Gaza electricity distribution company: Unprecedented electricity crisis in Gaza

Many report receiving only three hours of electricity supply. Photo: Karl Schembri

Many report receiving only three hours of electricity supply. Photo: Karl Schembri

September 20, 2015. Since Thursday, September 10, electricity supply has been severely disrupted in several districts in the Gaza Strip as a result of fuel shortages and damage to electricity lines coming from Egypt and Israel. Since then, Gaza residents receive six hours of electricity supply for every 12 hours of blackouts. In some areas, people are reported to have only three hours of supply. The Gaza electricity distribution company claims disruptions in high tension lines from Egypt and Israel, along with a diesel shortage, have pushed Gaza’s electricity supply to less than 70% of need, and have caused an unprecedented electricity crisis in the Strip.

Fuel shortage
The Kerem Shalom commercial crossing was closed on Friday and Saturday, the 11th and 12th of September, for the weekend, and again on the following Monday and Tuesday for the Jewish New Year holiday. Fuel brought in during the days leading up to the closure of Kerem Shalom were not enough to operate the power station, resulting in a fuel shortage. The power station was shut down on Saturday. On Sunday, the crossing was opened to allow fuel through only, and 480,000 liters of diesel were brought in for Gaza’s private sector. An additional 180,000 liters of diesel were brought in for the power station, along with gasoline (or petrol) and cooking gas for the private sector.

Palestinian sources told Gisha that Gaza’s petrol agency advised gas station owners to provide an additional 80,000 liters of fuel, from their own reserves, to the power station. But this cannot sustain operating the power station at full capacity.

The Association of Gas Station Owners in Gaza has warned of fuel and cooking gas shortages because of Kerem Shalom shut downs over the Jewish holidays. Since Operation Protective Edge, Gaza has limited space for fuel reserves, which allow storing fuel for the weekends when supply is disrupted. The amount of fuel transported each day is enough for one day only. Gaza experiences fuel shortages every year over the Jewish high holidays. But this year, in addition to the fuel shortage, the Gaza electricity distribution company said last week that there have been disruptions to two lines from Israel that together supply 24 megawatt to the Gaza Strip.

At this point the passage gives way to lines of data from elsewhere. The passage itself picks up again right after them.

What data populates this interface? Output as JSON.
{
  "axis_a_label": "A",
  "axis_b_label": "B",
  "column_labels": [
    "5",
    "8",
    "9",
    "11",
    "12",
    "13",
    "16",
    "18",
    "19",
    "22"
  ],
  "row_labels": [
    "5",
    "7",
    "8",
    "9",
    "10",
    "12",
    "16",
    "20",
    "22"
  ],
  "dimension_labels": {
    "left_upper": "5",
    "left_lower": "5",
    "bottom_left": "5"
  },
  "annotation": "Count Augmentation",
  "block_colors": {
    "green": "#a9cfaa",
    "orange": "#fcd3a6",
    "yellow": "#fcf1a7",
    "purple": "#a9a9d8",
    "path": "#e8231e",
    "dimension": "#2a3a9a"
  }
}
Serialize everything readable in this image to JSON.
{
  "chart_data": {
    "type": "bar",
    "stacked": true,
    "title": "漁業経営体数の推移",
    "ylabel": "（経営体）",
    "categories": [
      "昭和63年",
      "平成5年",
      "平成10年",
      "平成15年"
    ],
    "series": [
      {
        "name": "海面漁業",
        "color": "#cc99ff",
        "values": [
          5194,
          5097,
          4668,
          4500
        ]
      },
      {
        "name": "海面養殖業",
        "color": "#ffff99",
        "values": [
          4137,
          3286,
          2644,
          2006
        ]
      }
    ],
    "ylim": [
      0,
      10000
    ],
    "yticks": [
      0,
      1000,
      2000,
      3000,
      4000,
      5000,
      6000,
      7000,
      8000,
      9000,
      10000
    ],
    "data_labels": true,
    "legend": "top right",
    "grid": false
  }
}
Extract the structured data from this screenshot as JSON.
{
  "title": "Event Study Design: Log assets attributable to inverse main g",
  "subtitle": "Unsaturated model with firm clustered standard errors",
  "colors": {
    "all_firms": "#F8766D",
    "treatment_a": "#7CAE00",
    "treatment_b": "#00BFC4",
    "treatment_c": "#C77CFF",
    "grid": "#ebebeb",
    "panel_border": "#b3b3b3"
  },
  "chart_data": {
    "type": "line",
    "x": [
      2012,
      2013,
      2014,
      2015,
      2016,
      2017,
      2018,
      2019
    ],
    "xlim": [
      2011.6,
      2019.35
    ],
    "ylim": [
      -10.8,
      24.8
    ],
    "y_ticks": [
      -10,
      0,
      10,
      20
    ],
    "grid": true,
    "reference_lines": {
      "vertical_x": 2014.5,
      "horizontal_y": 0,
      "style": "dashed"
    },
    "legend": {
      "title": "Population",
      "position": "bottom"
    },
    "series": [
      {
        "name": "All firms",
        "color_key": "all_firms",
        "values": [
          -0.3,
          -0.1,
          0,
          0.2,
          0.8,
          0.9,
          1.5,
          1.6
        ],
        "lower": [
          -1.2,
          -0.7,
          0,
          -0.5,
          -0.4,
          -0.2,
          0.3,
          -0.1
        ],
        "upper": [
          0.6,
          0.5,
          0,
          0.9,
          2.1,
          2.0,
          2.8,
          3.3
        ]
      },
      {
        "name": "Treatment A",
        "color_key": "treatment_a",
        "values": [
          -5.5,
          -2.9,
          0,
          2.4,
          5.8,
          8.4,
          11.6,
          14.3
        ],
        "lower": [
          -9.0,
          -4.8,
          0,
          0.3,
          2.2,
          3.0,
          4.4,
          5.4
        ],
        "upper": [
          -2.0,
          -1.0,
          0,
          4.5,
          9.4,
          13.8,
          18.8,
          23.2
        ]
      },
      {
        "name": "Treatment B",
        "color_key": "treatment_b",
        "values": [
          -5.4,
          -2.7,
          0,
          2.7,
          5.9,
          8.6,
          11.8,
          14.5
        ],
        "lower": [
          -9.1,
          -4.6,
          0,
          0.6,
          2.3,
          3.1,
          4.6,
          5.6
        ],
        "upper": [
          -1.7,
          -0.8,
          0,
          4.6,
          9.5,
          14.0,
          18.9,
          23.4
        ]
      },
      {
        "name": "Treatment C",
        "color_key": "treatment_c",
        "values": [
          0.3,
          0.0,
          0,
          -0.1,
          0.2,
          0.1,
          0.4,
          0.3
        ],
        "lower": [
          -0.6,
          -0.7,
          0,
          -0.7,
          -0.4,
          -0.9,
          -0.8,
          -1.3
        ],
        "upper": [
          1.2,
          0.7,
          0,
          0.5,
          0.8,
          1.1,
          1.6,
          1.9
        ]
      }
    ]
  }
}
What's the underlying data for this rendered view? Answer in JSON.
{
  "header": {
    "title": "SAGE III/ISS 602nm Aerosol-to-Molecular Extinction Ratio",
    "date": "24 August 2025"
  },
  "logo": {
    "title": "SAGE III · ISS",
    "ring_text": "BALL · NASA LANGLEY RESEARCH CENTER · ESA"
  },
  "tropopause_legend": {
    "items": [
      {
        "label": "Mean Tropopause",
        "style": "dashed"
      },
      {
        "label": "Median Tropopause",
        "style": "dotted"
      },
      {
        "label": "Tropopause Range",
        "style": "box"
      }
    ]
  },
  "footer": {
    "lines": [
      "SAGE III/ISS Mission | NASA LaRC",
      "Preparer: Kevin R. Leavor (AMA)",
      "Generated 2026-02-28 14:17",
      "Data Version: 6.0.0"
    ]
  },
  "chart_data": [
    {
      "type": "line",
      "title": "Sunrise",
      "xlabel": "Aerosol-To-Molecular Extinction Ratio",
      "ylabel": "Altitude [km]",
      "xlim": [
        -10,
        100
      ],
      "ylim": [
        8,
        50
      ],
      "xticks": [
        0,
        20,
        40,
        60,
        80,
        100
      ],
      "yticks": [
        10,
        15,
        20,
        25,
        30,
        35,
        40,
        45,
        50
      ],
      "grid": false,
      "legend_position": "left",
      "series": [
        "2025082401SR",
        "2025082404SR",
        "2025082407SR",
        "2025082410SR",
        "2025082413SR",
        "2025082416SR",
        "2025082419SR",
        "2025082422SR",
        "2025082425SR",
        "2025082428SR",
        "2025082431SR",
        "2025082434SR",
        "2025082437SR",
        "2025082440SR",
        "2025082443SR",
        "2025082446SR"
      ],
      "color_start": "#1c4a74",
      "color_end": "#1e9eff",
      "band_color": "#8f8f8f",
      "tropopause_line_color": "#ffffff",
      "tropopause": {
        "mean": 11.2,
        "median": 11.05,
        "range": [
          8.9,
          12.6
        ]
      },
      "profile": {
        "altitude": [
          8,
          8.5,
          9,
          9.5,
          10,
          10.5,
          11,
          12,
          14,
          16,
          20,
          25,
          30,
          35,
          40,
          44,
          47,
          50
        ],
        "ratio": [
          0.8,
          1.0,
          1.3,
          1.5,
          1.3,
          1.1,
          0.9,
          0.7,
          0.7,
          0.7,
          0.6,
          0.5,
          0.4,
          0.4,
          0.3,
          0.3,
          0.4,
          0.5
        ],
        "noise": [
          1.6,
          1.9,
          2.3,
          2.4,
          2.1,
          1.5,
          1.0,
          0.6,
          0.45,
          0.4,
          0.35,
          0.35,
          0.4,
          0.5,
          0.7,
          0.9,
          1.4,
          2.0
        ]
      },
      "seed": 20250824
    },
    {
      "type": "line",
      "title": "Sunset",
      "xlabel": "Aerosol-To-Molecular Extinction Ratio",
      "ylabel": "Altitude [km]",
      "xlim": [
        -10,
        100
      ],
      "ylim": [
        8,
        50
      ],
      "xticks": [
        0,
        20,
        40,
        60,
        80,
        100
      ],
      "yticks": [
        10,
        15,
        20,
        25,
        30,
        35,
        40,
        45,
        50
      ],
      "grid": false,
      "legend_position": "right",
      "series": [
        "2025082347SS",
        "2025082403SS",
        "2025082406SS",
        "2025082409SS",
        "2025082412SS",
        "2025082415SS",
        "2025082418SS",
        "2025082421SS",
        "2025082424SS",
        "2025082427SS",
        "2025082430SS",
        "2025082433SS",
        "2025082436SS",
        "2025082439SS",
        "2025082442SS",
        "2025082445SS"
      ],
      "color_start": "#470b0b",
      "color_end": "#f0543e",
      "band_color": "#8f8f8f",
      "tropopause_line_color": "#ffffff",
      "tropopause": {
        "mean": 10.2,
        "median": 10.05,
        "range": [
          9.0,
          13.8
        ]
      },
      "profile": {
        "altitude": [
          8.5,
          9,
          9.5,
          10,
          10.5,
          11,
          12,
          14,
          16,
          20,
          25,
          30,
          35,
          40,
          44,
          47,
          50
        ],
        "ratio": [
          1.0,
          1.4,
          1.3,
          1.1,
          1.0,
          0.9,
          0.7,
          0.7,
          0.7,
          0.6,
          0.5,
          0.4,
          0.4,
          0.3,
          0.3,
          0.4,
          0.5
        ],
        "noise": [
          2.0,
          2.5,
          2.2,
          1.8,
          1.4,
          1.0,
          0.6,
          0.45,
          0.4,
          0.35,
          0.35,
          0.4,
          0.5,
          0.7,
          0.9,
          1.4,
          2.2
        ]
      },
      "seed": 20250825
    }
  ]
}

Between July 30 and September 13, 10,554,716 liters of diesel have been brought in for the power station. This is a daily average of 229,450 (including weekends, when the crossing shuts down). Two turbines require some 350,000-360,000 liters of diesel a day. Even if both turbines at the power station were operating, they could only supply electricity for eight out of sixteen hours a day.

Disruptions in lines coming from Egypt
Most of the electricity for Gaza’s Rafah district comes through high-tension lines running from Egypt, and a very small proportion from the Gaza power station. Beginning Thursday, September 10, Egyptian military activity along the border caused disruptions in three of the electricity lines to Gaza. The result was a four day near black out in the district, with Rafah residents receiving electricity for only three to four hours in a 24-hour period.

Over the last few weeks, electricity supply from Egypt has suffered disruptions and malfunctions, mostly due to fighting in the northern Sinai desert and Egypt’s digging activities along the border in an effort to destroy tunnels. Rafah residents staged a protest in front the home of the city’s mayor and the Gaza power station, demanding the area be connected to the lines coming from Israel. However, last time Egyptian electricity supply was compromised, the Rafah district was connected to the Israeli lines, which resulted in disruptions in other districts in Gaza.

Diesel from Qatar
In July, Egypt agreed to renew the transport of diesel purchased in 2013 by the Qatari government for the Gaza power station. Transport had been halted due to instability in the Sinai desert. Of the 30 million liters purchased by Qatar, only 11 million were transported in 2013 and Egypt has agreed to transport 10 million more.

Qatari-purchased diesel has been brought in intermittently since August 4. The diesel is transported from Egypt to Israel through the Nitzana border crossing and from there to Gaza via Kerem Shalom. Between August 4 and September 6, 1,249,883 liters of diesel were intermittently brought into Gaza – an average of some 36,761 liters a day. This is just 12% of the 10 million liters of diesel that was approved for transfer.